Friday, October 31, 2014
Inquirer Daily News

Iraq close to coming apart

Iraqi refugees fleeing from Mosul , a city seized this week by insurgents, and heading to the northern Kurdish region in Irbil. Associated Press
Iraqi refugees fleeing from Mosul , a city seized this week by insurgents, and heading to the northern Kurdish region in Irbil. Associated Press
Iraqi refugees fleeing from Mosul , a city seized this week by insurgents, and heading to the northern Kurdish region in Irbil. Associated Press Gallery: Iraq close to coming apart
IRBIL, Iraq - Iraq was on the brink of falling apart Thursday as al-Qaeda renegades asserted their authority over Sunni areas in the north, Kurds seized control of the city of Kirkuk, and the Shiite-led government appealed for volunteers to help defend its shrinking domain.

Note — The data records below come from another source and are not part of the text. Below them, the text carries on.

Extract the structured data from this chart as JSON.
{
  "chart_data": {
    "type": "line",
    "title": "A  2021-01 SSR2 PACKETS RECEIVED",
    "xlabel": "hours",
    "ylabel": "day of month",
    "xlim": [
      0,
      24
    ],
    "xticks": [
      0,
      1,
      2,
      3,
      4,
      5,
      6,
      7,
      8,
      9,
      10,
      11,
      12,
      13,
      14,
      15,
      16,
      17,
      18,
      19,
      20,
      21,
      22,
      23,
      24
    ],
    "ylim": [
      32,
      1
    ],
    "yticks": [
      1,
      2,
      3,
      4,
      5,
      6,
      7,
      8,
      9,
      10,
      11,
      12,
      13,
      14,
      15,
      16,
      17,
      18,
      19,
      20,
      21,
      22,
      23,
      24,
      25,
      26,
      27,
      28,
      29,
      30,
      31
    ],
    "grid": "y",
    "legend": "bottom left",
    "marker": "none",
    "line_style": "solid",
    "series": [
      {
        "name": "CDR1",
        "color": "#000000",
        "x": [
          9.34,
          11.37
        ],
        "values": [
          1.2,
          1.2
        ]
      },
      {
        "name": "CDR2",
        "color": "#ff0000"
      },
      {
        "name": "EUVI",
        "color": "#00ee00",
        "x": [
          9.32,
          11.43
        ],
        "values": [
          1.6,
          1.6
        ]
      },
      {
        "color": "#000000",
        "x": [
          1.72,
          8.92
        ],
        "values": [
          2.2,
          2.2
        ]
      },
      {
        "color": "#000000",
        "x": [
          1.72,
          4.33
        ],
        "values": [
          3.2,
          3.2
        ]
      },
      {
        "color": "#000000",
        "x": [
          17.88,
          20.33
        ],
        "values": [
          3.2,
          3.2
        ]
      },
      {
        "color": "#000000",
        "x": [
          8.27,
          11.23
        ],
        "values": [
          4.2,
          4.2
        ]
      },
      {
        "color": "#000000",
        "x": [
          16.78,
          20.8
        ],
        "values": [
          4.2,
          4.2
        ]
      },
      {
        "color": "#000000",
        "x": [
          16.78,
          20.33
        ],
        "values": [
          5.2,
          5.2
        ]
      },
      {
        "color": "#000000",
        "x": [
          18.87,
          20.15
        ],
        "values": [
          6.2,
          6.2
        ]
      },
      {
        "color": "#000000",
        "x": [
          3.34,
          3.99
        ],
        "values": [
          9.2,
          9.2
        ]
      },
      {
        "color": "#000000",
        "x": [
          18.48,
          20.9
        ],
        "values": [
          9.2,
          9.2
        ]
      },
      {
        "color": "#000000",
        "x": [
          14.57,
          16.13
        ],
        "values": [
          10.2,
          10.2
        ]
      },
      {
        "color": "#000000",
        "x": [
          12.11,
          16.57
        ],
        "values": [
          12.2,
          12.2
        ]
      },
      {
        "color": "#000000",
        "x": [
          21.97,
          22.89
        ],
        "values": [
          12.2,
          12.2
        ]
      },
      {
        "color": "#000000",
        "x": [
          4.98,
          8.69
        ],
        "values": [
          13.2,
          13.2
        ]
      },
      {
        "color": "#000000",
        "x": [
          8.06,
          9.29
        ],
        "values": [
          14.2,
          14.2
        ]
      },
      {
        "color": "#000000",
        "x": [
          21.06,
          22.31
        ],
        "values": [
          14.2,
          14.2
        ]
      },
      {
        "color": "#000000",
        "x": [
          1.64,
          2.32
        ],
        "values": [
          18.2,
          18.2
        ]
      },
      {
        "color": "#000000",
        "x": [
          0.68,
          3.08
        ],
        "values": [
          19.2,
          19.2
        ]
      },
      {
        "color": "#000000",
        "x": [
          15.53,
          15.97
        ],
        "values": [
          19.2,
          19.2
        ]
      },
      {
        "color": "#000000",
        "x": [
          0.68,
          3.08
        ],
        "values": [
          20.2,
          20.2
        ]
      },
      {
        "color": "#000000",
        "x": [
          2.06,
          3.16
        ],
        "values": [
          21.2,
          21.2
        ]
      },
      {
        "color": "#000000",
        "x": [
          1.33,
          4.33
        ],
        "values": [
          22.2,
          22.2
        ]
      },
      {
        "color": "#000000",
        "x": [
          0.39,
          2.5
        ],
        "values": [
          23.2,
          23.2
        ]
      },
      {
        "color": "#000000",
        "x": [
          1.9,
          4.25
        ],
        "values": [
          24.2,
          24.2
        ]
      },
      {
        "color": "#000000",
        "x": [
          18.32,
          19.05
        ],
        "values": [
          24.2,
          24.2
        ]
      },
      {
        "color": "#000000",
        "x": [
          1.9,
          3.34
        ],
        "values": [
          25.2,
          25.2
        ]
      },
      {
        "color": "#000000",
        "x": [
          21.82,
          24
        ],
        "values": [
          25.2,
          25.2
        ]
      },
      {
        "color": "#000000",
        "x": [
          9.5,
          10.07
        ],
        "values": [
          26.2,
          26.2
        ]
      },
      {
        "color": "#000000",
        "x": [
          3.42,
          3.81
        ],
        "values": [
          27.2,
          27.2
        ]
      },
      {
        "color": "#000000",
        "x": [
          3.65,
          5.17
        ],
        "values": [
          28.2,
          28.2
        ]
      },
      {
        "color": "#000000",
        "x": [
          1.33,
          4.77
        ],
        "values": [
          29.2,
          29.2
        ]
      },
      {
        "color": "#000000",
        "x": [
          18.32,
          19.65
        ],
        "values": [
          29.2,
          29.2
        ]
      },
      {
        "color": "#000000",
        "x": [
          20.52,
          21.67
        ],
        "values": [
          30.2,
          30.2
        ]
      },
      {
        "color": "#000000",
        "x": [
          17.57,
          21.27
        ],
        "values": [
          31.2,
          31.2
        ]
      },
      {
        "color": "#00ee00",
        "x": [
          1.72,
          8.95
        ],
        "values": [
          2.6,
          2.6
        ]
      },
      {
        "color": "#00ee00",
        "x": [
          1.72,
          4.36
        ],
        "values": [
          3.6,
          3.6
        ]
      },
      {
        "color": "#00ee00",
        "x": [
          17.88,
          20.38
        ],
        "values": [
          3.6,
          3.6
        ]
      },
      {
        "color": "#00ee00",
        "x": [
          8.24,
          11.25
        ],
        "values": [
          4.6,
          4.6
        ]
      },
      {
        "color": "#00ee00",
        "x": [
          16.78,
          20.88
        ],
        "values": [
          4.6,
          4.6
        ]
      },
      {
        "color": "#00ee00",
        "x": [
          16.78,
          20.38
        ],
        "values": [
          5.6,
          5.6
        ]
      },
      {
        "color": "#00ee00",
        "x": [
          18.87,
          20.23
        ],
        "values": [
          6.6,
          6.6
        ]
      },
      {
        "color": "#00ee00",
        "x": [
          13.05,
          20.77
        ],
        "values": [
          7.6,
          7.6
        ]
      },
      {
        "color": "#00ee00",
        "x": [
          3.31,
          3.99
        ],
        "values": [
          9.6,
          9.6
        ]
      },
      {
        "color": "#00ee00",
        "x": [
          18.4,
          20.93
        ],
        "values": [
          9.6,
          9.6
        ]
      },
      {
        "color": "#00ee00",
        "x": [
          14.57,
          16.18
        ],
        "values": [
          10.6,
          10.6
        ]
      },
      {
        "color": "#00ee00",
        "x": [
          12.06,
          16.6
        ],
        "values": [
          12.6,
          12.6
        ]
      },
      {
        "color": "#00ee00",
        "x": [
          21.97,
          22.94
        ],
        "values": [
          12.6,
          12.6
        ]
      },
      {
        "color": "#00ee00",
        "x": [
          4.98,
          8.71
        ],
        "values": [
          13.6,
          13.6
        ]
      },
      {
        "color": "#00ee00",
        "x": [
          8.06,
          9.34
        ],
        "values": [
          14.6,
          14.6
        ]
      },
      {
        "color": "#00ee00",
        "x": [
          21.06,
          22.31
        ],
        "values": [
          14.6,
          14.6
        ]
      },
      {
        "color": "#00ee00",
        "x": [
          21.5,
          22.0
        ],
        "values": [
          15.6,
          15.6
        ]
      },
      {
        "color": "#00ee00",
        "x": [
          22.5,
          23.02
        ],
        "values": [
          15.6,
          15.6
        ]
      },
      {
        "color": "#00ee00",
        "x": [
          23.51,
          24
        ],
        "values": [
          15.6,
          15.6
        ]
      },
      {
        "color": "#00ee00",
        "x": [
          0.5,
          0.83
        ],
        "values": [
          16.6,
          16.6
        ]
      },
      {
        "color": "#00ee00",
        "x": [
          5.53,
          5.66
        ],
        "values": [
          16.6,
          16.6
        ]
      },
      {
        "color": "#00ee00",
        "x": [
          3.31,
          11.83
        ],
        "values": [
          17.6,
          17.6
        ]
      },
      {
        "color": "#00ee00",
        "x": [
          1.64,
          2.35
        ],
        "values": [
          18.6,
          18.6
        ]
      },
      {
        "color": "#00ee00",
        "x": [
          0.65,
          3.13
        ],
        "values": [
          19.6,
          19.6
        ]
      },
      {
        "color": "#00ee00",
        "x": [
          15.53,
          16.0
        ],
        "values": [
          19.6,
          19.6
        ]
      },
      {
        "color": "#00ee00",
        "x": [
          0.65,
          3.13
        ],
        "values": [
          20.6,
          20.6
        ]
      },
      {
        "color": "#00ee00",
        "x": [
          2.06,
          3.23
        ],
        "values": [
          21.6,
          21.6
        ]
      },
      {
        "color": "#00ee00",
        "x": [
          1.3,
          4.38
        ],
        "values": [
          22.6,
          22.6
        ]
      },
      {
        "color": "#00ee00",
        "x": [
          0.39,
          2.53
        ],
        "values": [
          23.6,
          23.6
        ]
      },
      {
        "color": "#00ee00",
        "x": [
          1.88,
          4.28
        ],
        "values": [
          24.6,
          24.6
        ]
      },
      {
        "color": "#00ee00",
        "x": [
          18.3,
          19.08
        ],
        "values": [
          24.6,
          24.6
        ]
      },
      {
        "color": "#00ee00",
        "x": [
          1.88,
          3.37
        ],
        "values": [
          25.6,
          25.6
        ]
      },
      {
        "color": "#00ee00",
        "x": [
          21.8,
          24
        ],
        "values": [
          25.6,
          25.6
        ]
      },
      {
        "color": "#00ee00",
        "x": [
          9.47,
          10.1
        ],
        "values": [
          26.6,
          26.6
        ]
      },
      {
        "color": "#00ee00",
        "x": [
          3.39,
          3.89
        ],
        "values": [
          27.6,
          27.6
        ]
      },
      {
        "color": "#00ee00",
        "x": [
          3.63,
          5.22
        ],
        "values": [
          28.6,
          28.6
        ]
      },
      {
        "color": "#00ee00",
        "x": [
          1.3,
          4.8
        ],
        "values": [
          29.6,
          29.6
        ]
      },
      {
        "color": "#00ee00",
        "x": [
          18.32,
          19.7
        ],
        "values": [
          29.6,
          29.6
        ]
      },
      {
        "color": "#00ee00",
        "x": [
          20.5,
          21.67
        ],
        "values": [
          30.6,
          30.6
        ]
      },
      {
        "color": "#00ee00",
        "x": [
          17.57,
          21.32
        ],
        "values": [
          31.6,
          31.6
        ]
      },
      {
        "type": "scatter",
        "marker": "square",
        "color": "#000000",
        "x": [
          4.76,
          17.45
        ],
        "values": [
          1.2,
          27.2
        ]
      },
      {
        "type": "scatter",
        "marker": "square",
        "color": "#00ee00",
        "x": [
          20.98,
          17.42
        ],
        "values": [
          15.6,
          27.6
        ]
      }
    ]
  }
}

The discredited Iraqi army scrambled to recover after the humiliating rout of the last three days, dispatching elite troops to confront the militants in the central town of Samarra and claiming that it had recaptured Tikrit, the hometown of the late Iraqi strongman Saddam Hussein, whose regime was toppled by U.S. troops sweeping north from Kuwait in 2003.

But there was no sign that the militant push was being reversed. With the al-Qaeda-inspired Islamic State of Iraq and Syria now sweeping south toward Baghdad - reports varied on how close - the achievements of America's eight-year war in Iraq were rapidly being undone. Iraq now seems to be inexorably if unintentionally breaking apart, into Shiite, Sunni, and Kurdish enclaves that amount to the de facto partition of the country.

As the scale of the threat to the collapsing Iraqi state became clear, Obama administration officials met to discuss options, including possible air strikes. An Iraqi official close to the office of Prime Minister Nouri al-Maliki said the United States had committed to carrying out air strikes, but U.S. officials said no decision had been reached.

President Obama indicated there would be some form of intervention, though he did not specify what. "It's fair to say . . . there will be some short-term, immediate things that need to be done militarily," he said.

The attempted government counteroffensive appeared to have only slowed the pace of the advance of the extremist army, which had headed south toward Baghdad after capturing the northern city of Mosul this week. More than 90,000 Iraqi soldiers deserted rather than confront the militants, according to the official close to Maliki's office who spoke on condition of anonymity because he is not authorized to talk to the media.

Denials

The official said that the extent of the militants' control of Tikrit had been exaggerated and that it was now back in government hands. He denied a report in the Wall Street Journal that members of the Iranian Revolutionary Guard Corps had helped the security forces.

But the official's claim could not be confirmed. A chilling video posted on YouTube showed hundreds of Iraqi soldiers captured at the former Speicher U.S. military base being herded by the militants to an uncertain fate, amid fears that they had been executed.

Even as the security forces attempted to regroup elsewhere, the government lost control of more territory in the northeast of the country, to Kurdish forces who took advantage of the chaos to assert control, unopposed, of the city of Kirkuk.

The government of the semiautonomous region of Kurdistan has long coveted Kirkuk, a city of about 1.2 million that sits atop a large if depleted reservoir of oil, as the capital of an independent Kurdish state. Successive Baghdad governments have pushed back against those aspirations, and the seizure of Kirkuk further exposed the helplessness of the central authorities.

Mosul clampdown

Meanwhile in Mosul, one of Iraq's most important cities, ISIS set about asserting its control, issuing an 11-point charter spelling out the creation of an Islamic state along with new laws, punishments, and incentives. Alcohol, cigarettes, and drugs are outlawed, citizens will henceforth be required to pray five times a day, thieves will have their hands amputated, and women must stay indoors except in cases of emergency, the charter said.

It also struck a conciliatory note, telling citizens that those who embraced its vision would be forgiven.

For many in the mostly Sunni city, the ouster of the hated national security forces was welcome, offering a sign of just how much the Shiite-dominated government in Baghdad has alienated the Sunni population in the eight years since Maliki came to power.

Meanwhile, in Shiite neighborhoods of Baghdad and in towns and cities farther south, young men flocked to recruitment centers to volunteer to fight against the extremists, underscoring the sharpening sectarian divide that risks engulfing the entire country in war.

Shiite militias also were gearing up for a fight.

"We announce our readiness to defend Iraq and its holy shrines," said the Iranian-backed Asaib Ahl Al-Haq in a statement, pledging "revenge for the blood of the martyrs" killed by ISIS.

The statement came as ISIS issued a pledge to avenge grievances, vowing to march on Baghdad "to settle scores" and also the holy Shiite cities of Najaf and Karbala farther south.

In yet another indication of Maliki's growing powerlessness, parliamentarians failed to show up in sufficient numbers to secure a quorum for his request for the passage of a law declaring a state of emergency.